Hayatın "eksiltildiği" yerlerde hiçbir şey tam olmuyor. Tecrübeli insanların ağızlarından çok sık dökülen cümlenin "hayatın bir denge" olduğunu ifade etmesi boşuna değil. Denge, hayatın her alanını bir diğerine mahkum etmeden yaşamayı ifade ediyor olsa gerek. Hayata dair hiçbir şeyi bir diğerinin içinde boğmamak bunun başlangıç noktası. Denge bozulduğu anda, hayat hayat olmaktan çıkıyor, bir başka şeye dönüşüyor. Hayatın gerçekten hayat olup olmadığı, hayat olmaktan çıktıktan sonra anlaşılıyor çoğu kez.
*** Bir şeyi anlamadan yılları tüketmenin, hayatı değersizleştirenlerin neler olduğunu fark etmenin bedeli bir ömür oluyor. Öyle ya, çoğu romanın ya da filmin ortak ana fikri değil midir, "hayat başka yerde" diyecek duruma gelindiğinde, artık hayatı değiştirecek, dizginlerini ele alacak safhayı çoktan geçmiş olmak. Hayatı anladığı anda, hayatı bütünüyle ele almaya dair gücünü kaybetmiş pek çok kişinin biyografisi tanıklık ediyor buna. Bilgelik diyebileceğimiz yetenek, işin sırrının "denge" olduğunu söylüyor. Dengenin bozulduğu yerde, hiçbir şey kendisi kalamıyor artık. "Bir tel kopar ve ahenk ebediyen bozulur." Dengenin bozulması, hayatı hayat yapan şeyin iskeletini bozuyor.
*** Yeryüzünün herhangi bir yerine, denge nasıl bozuluyor diye bakmak yeterli pek çok şeyi görmek için. Denge, iktidar ilişkileri lehine, ama hayat aleyhine bozuluyor. Yeryüzünün zayıf ve geri bölgelerinde, toplumun gündelik hayatı, bambaşka bilgiler, müzik, kültür, sanat, sanki her şey ancak iktidar ilişkilerinin dolayımından geçerek hayat buluyor. Tarih yazılırken bile, insanların ve halkların ve gerçek siyasetin tarihi değil, yöneticilerin tarihi yazılıyor sadece. Yöneticilerin tarihi de, "küçük iktidar oyunları"nın "büyük hayat teorileri" gibi sunulmasından ibaret. Oysa biliyoruz ki, o iktidar ilişkileri, bu kadar dar koridorların çok ötesinde şekilleniyor. İnsanların yeme içme alışkanlıkları, eğlenme biçimleri, hikâyeleri, siyaset, hepsi bir bütünün parçaları. Hayat, bir başka bir şeye indirgenemeyecek kadar büyük. Hatta tek tek insanların her birinin hayat hakkındaki tasavvurlarının toplamından bile çok daha büyük bir şey. Gece gündüz iktidar ilişkilerinin konuşulduğu yerlerde ise, bu büyük zenginlikten mahrum akıyor insanlık nehri. İçinde hiçbir mineral ya da hayata can veren madde olmayan bir su kütlesi gibi. Tanımsız... "Toplumsal tarih" önemsenmiyor, böylece aslında "siyasi tarih" de doğru anlaşılamıyor. Siyasetin sadece dar iktidar ilişkilerinden ibaret olmadığı da anlaşılamıyor bunun için. Bir toplumun kendisi hakkında düşünmesi ya da bir halkın kendi kendisiyle ve insanlık ailesinin başka topluluklarıyla konuşması anlamında "yüksek siyaset" varolamıyor.

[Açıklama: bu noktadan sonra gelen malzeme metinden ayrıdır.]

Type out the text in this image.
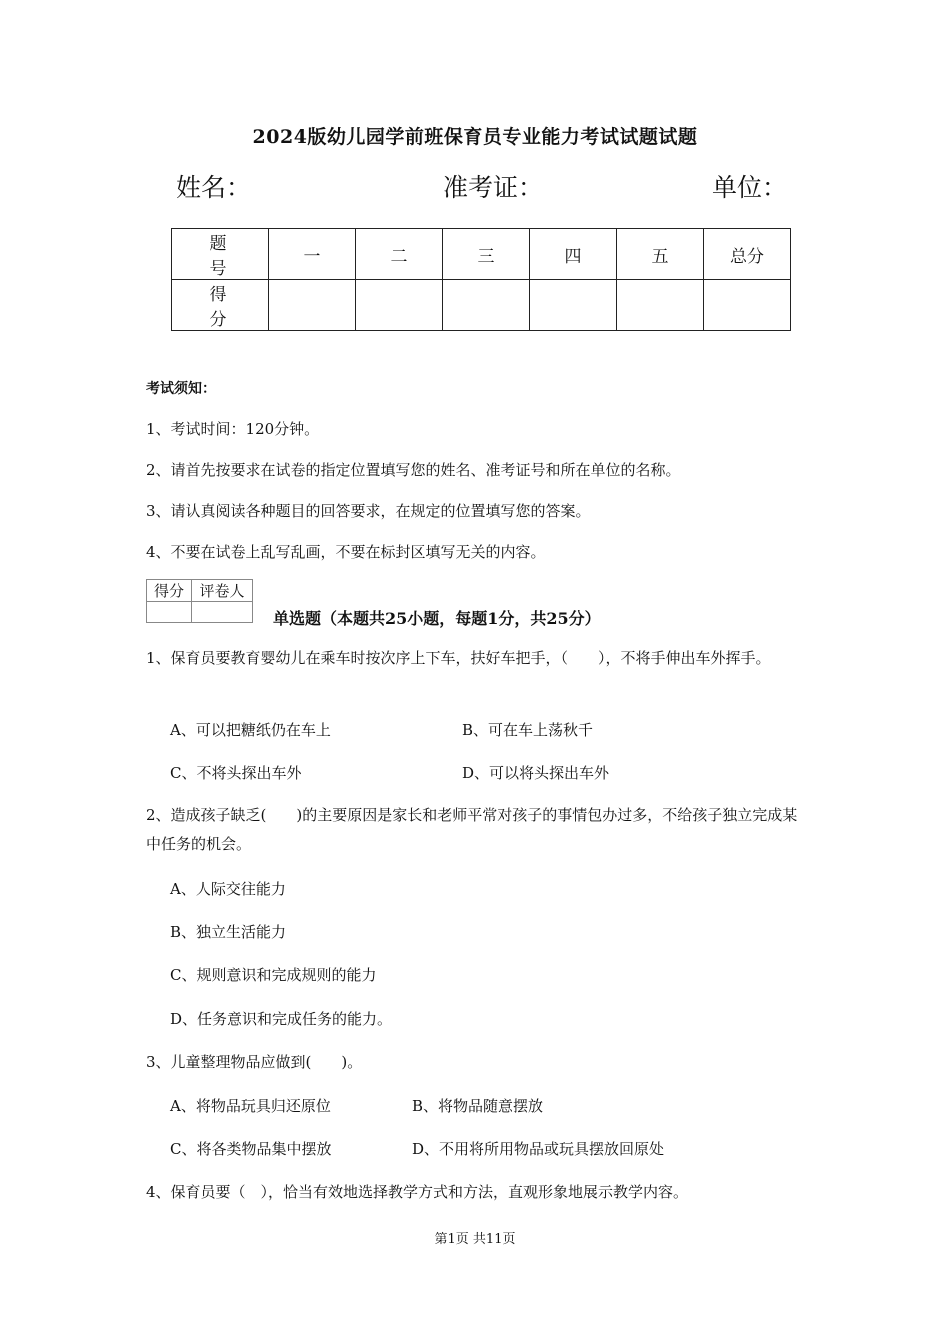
2024版幼儿园学前班保育员专业能力考试试题试题
姓名：	准考证：	单位：
题　号	一	二	三	四	五	总分
得　分						
考试须知：
1、考试时间：120分钟。
2、请首先按要求在试卷的指定位置填写您的姓名、准考证号和所在单位的名称。
3、请认真阅读各种题目的回答要求，在规定的位置填写您的答案。
4、不要在试卷上乱写乱画，不要在标封区填写无关的内容。
得分	评卷人

单选题（本题共25小题，每题1分，共25分）
1、保育员要教育婴幼儿在乘车时按次序上下车，扶好车把手，（　　），不将手伸出车外挥手。
A、可以把糖纸仍在车上	B、可在车上荡秋千
C、不将头探出车外	D、可以将头探出车外
2、造成孩子缺乏(　　)的主要原因是家长和老师平常对孩子的事情包办过多，不给孩子独立完成某中任务的机会。
A、人际交往能力
B、独立生活能力
C、规则意识和完成规则的能力
D、任务意识和完成任务的能力。
3、儿童整理物品应做到(　　)。
A、将物品玩具归还原位	B、将物品随意摆放
C、将各类物品集中摆放	D、不用将所用物品或玩具摆放回原处
4、保育员要（　），恰当有效地选择教学方式和方法，直观形象地展示教学内容。
第1页 共11页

*** Yeme içme kültürüyle siyasi alışkanlıklar arasında bağ kuran, bu bağ üzerine zevkli ve önemli tesbitler yapan beyin zevki tadılamıyor. Çünkü denge olmayınca, tel bir yerden kopup da "ahenk" bozulunca, ne gündelik hayatta yapılan bir şey yerli yerine oturuyor, ne de siyaset gerçek yerini alabiliyor. Dengeyi aramadan ya da "ahenk"i gözetmeden, tek tek hiçbir şeyin kalitesinin yükselmesi mümkün değil. Tek başına ne siyaset, ne sanat, ne de ekonomi, bir başka şeyden bağımsız olarak gerçek konumuna yükselebilir. Müzelerin kalitesi ile siyasetin kalitesi arasında bire bir bağ vardır çünkü. Bozuk giden ne varsa, buna karşılık "ne yapmalı?" diye düşünülmeye başlandığı andan itibaren, önce dengeyi gözetmeli onun için. Denge olmadan, "hayatın hayat olması" mümkün değil. Ahenk yoksa, hayatın "pusula" sı da yoktur.